CHAPTER I.
Prelude to Newton.


The Ancients.

EXPRESSIONS in ancient writers which may be interpreted as indicating a notion of gravitation in the Newtonian sense, no doubt occur. But such a notion, we may be sure, must have been in the highest degree obscure, wavering, and partial. I have mentioned (Book i. [Chap. 3]) an author who has fancied that he traces in the works of the ancients the origin of most of the vaunted discoveries of the moderns. But to ascribe much importance to such expressions would be to give a false representation of the real progress of science. Yet some of Newton’s followers put forward these passages as well deserving notice; and Newton himself appears to have had some pleasure in citing such expressions; probably with the feeling that they relieved him of some of the odium which, he seems to have apprehended, hung over new discoveries. The Preface to the Principia, begins by quoting[40] the authority of the ancients, as well as the moderns, in favor of applying the science of Mechanics to Natural Philosophy. In the Preface to David Gregory’s Astronomiæ Physicæ et Geometricæ Elementa, published in 1702, is a large array of names of ancient authors, and of quotations, to prove the early and wide diffusion of the doctrine of the gravity of the Heavenly Bodies. And it appears to be now made out, that this collection of ancient authorities [545] was supplied to Gregory by Newton himself.
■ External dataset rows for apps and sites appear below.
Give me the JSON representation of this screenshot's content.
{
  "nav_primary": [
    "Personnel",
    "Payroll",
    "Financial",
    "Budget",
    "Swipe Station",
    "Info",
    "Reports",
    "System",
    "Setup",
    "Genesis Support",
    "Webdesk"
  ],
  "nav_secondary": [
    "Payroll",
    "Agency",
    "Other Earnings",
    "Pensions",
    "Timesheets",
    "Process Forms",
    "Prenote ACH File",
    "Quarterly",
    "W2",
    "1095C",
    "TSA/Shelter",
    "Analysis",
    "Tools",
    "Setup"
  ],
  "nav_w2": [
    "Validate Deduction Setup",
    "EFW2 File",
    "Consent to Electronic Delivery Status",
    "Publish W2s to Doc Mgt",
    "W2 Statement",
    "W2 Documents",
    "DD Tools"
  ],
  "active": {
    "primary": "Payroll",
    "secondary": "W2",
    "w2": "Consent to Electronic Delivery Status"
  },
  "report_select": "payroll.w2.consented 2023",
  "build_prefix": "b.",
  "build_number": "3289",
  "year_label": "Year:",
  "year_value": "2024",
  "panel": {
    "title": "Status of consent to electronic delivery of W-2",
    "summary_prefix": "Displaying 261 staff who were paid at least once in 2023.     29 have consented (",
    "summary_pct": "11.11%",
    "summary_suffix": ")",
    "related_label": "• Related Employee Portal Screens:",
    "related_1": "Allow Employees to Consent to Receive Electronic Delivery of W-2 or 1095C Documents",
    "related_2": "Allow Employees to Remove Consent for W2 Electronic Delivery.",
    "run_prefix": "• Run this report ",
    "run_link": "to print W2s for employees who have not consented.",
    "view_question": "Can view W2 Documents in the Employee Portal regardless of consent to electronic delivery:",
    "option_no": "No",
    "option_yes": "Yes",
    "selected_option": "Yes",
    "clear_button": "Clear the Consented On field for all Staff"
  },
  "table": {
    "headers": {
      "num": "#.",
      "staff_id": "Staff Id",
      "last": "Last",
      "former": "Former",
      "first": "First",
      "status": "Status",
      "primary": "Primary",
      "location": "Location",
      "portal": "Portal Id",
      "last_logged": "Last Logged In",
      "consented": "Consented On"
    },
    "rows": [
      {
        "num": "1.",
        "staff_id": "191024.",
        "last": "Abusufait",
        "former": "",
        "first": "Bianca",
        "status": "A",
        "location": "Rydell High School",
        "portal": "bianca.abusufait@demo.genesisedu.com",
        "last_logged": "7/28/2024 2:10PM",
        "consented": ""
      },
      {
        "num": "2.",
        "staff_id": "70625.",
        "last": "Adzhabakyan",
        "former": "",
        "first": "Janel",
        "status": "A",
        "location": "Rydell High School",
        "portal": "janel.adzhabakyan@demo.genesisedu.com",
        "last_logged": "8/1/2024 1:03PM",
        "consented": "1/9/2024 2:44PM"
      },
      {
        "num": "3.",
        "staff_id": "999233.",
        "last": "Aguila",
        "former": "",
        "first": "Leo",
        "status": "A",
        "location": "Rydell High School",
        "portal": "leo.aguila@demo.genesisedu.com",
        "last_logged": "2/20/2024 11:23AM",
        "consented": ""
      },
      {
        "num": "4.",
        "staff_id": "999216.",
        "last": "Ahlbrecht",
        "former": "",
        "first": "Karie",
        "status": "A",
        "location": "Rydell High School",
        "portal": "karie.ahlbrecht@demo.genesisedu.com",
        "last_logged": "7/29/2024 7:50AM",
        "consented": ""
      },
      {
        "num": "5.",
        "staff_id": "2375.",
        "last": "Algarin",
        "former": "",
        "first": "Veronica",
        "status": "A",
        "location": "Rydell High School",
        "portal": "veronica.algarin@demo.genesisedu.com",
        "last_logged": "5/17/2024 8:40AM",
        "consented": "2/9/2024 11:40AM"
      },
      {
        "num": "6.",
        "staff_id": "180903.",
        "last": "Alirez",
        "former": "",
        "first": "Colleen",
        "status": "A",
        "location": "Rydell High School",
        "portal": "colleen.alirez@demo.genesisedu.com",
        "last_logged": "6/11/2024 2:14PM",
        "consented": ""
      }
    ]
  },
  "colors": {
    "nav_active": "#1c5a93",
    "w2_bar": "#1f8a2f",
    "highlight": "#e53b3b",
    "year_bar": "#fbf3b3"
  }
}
The late Professor Rigaud, in his Historical Essay on the First Publication of Sir Isaac Newton’s Principia, says (pp. 80 and 101) that having been allowed to examine Gregory’s papers, he found that the quotations given by him in his Preface are copied or abridged from notes which Newton had supplied to him in his own handwriting. Some of the most noticeable of the quotations are those taken from Plutarch’s Dialogue on the Face which appears in the Moon’s Disk: it is there said, for example, by one of the speakers, that the Moon is perhaps prevented from falling to the earth by the rapidity of her revolution round it; as a stone whirled in a sling keeps it stretched. Lucretius also is quoted, as teaching that all bodies would descend with an equal celerity in a vacuum:

Omnia quapropter debent per inane quietum
Æque ponderibus non æquis concita ferri.

Lib. ii. v. 238.

[40] Cum veteres Mechanicam (uti author est Pappus), in rerum Naturalium investigatione maximi fecerint, et recentiores, missis formis substantialibus et qualitatibus occultis, Phenonmena Naturæ ad leges mathematicas revocare aggressa sunt; visum est in hoc Tractatu Mathesin excolere quatenus ea ad Philosophiam spectat.

It is asserted in Gregory’s Preface that Pythagoras was not unacquainted with the important law of gravity, the inverse squares of the distances from the centre. For, it is argued, the seven strings of Apollo’s lyre mean the seven planets; and the proportions of the notes of strings are reciprocally as the inverse squares of the weights which stretch them.

I have attempted, throughout this work, to trace the progress of the discovery of the great truths which constitute real science, in a more precise manner than that which these interpretations of ancient authors exemplify.